Check all information in the Jupyter Notebook.
To find textually similar documents among a large dataset, by defining the similarity as the Jaccard similarity, one should compare documents pair-wise. In fact, that similarity is represented by the ratio between the intersection of two sets with their union. As the magnitude of comparisons for N documents grows with the square of N, a more efficient method consists in comparing only those documents that are likely to be similar. This is a three-stage process consisting of shingling, min-hashing and locality-sensitive hashing.
During the shingling phase, a text document is tokenized into k-shingles, e.g. D={abcde}, S(D)={ab, bc, cd, de} for k=2. Having each document represented as a large set of shingles, these can be further reduced into smaller integer vectors called signatures.

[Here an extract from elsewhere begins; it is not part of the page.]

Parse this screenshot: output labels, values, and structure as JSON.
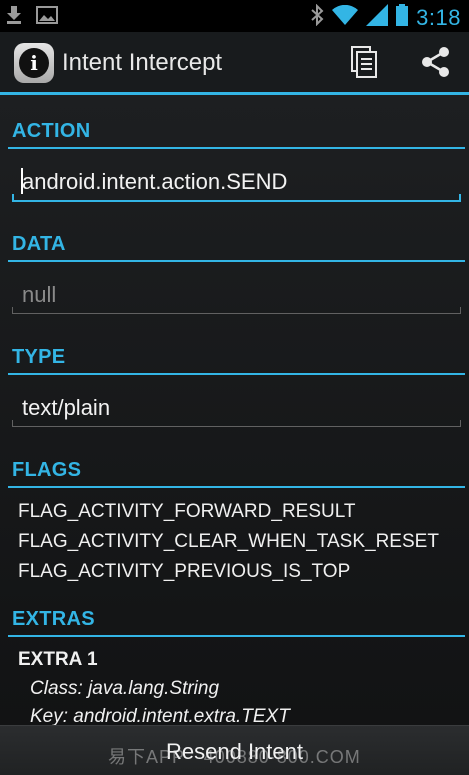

In the min-hashing phase, each shingle in a document is hashed with n different functions and only the minimum value is kept. The result of this second phase is a signature matrix having as rows n hash functions, and as columns a series of vectors each representing a document. Each cell fo the vector contains with the minimal value among all hashed shingles for a specific function.
Assuming that signatures still represent the document and preserve similarities, in the third phase locality-sensitive hashing can be applied to generate candidate pair. The idea is to divide the matrix into b bands of r rows each and hash these bands to different buckets. Assuming that two bands are identical if they end up in the same bucket, the candidate pairs will be those documents that share at least one bucket in common for at least one band. Finally, only those candidate pairs can be checked for similarity using Jaccard Similarity.